To wit, this is a group that:
- Oversaw the first season-cancelling lockout in the history of North American pro sports in 2005, after which players saw their share of NHL revenues cut back by double-digit percentages,
- Oversaw a second lockout in less than a decade in 2012, torpedoing almost half of the regular season schedule out of existence over a seven percent pilfering of hockey-related revenues from their players while doing almost nothing to ensure that another lockout won't take place at the end of the current CBA, and
- Has posted record revenues in eight consecutive seasons (all 30 teams saw their net value increase after the lockout!) and yet has still seen owners accept -- or, perhaps more accurately, extort -- billions in municipal bonds and other public monies in order to finance arenas which the municipal bond-funding public can expect to be locked out of once every decade.
This is the group in charge. Appeals to justice ring hollow. It's all about the money.
Bear in mind that his league that is currently facing what will likely be a nine-figure lawsuit from its former players, one based largely on the concussions inherent to the fighting and vicious contact that remain legal and, to some, essential parts of the game.
How has the league worked to protect players against the damaging effects of cheap shots and fighting? Since the 2005 lockout, no player has received a suspension of more than 25 games (even that instance was reduced from 25 games to 21 by the commissioner's office).
If that's the league's version of damage control, outdoor games and ticket prices ought to be the last thing that gets discussed on the fairways this week.
The NHL is conscious of its image, to be sure. What happened Saturday is a definitive black mark, and the NHL will do something about it. But the pro sports PR playbook doesn't count on that something being real, actionable change.
Everyone involved is looking for a deflection.
There's nothing the league would like more than to downplay the harmful and brand-tarnishing nature of the whole episode. The announcement of the Canadian TV deal conveniently provided such a deflection for the initial revelations of the players' class action suit.
Both stories dropped within the same week. Guess which one got more play from the league's official outlets?
The NHL Board of Governors meetings taking place Monday and Tuesday of this week will churn out plenty of narratives to gloss over the Penguins-Bruins incident. The Canadian broadcast deal. The likelihood of the salary cap expanding on the basis of such revenue increases. Possible expansion teams. International competition. Future Olympics.

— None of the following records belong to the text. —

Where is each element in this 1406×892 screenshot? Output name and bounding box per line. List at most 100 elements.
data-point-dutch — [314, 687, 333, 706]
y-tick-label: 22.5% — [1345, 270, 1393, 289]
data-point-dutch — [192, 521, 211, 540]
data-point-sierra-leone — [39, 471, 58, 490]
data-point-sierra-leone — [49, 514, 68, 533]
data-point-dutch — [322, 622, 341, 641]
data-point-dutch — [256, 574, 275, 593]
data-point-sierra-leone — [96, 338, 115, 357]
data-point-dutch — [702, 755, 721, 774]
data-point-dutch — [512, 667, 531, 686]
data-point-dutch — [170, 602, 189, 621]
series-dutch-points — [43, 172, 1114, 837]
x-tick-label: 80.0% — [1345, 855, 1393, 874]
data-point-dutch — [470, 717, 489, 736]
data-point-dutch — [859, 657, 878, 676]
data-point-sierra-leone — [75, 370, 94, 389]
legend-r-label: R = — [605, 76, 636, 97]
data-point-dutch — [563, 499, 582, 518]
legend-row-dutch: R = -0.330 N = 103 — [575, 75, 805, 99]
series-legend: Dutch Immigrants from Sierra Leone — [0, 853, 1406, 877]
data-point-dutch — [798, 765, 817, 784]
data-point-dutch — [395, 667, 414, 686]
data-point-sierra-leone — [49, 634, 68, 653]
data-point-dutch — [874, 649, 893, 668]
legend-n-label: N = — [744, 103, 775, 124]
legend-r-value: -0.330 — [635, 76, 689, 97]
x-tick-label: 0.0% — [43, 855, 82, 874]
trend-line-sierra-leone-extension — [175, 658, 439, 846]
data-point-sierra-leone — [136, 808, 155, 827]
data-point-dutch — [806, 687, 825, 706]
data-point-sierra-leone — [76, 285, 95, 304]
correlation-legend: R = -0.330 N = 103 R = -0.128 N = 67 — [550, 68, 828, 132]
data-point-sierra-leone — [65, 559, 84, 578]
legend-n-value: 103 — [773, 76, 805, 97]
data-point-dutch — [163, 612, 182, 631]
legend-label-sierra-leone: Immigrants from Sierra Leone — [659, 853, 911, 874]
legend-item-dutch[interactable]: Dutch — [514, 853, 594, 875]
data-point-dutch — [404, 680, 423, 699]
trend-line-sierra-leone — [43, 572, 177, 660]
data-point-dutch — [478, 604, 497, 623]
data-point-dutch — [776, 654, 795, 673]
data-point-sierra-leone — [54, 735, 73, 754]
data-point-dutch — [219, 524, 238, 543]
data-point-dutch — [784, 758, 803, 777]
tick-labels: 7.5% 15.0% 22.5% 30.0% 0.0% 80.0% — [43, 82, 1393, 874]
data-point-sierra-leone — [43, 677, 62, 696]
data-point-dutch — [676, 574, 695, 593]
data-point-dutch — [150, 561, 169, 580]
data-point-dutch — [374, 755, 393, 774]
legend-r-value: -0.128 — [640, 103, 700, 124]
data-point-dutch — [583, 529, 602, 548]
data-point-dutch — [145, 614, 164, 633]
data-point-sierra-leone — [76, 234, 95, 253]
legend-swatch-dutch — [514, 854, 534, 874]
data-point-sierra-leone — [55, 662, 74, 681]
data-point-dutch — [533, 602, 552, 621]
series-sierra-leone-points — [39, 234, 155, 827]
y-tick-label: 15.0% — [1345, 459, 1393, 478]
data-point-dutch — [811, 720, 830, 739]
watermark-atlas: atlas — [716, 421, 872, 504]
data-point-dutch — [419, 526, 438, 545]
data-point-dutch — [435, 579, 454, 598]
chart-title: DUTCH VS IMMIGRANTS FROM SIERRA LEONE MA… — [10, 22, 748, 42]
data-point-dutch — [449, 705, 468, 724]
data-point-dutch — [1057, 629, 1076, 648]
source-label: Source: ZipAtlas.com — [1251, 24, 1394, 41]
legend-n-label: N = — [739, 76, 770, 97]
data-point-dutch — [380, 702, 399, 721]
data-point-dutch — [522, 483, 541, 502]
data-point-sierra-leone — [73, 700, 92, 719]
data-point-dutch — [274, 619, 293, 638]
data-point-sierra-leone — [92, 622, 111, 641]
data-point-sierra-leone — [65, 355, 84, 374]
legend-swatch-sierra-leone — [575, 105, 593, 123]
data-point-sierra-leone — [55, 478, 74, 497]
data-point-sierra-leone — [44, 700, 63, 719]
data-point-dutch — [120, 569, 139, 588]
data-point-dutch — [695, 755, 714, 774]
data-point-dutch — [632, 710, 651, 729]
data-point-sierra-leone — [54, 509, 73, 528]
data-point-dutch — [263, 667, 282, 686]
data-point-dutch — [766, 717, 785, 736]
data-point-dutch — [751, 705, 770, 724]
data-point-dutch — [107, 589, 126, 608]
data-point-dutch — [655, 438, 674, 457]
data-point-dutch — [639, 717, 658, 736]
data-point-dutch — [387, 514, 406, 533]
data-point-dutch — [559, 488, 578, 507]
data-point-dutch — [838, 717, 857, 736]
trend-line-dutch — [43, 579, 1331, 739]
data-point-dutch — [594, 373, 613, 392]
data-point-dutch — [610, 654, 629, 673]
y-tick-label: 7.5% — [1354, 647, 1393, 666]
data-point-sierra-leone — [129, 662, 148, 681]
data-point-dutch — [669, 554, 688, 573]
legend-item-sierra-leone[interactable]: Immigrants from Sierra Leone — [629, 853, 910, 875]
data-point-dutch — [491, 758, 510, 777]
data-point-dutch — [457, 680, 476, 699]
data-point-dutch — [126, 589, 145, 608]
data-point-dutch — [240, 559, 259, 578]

Anything. Anything at all, so long as it doesn't force the league to take a good, hard look at problems that won't be easily solved.
Eventually, one hopes that this kind of behavior would put their business model at stake. And if the NHL fails to address the events that took place Saturday, it will be because no one figures to lose enough money for it to matter.
So don't invoke The Code. Unwritten rules can be very hard to read, after all, and we've seen enough examples to know that players interpret the code to be whatever suits them, whether during criminal on-ice activity or in the hollow locker-room expiations that follow.
Don't make appeals to honor or respect or the right way of doing things. That's bullshit. Go for the money, right away. Player salaries, league revenues, all of it. That's exactly what it will take to get this kind of conduct out of the NHL, a sport that will exist on the fringes of the American sports consciousness until it can prove that it's not fielding a league full of self-righteous vigilantes.
The NHL holds the power to separate offending players from enough money to make them rethink their conduct. Until someone proves to the league that such conduct is separating them from enough money to rethink their own archaic product, nothing is going to change.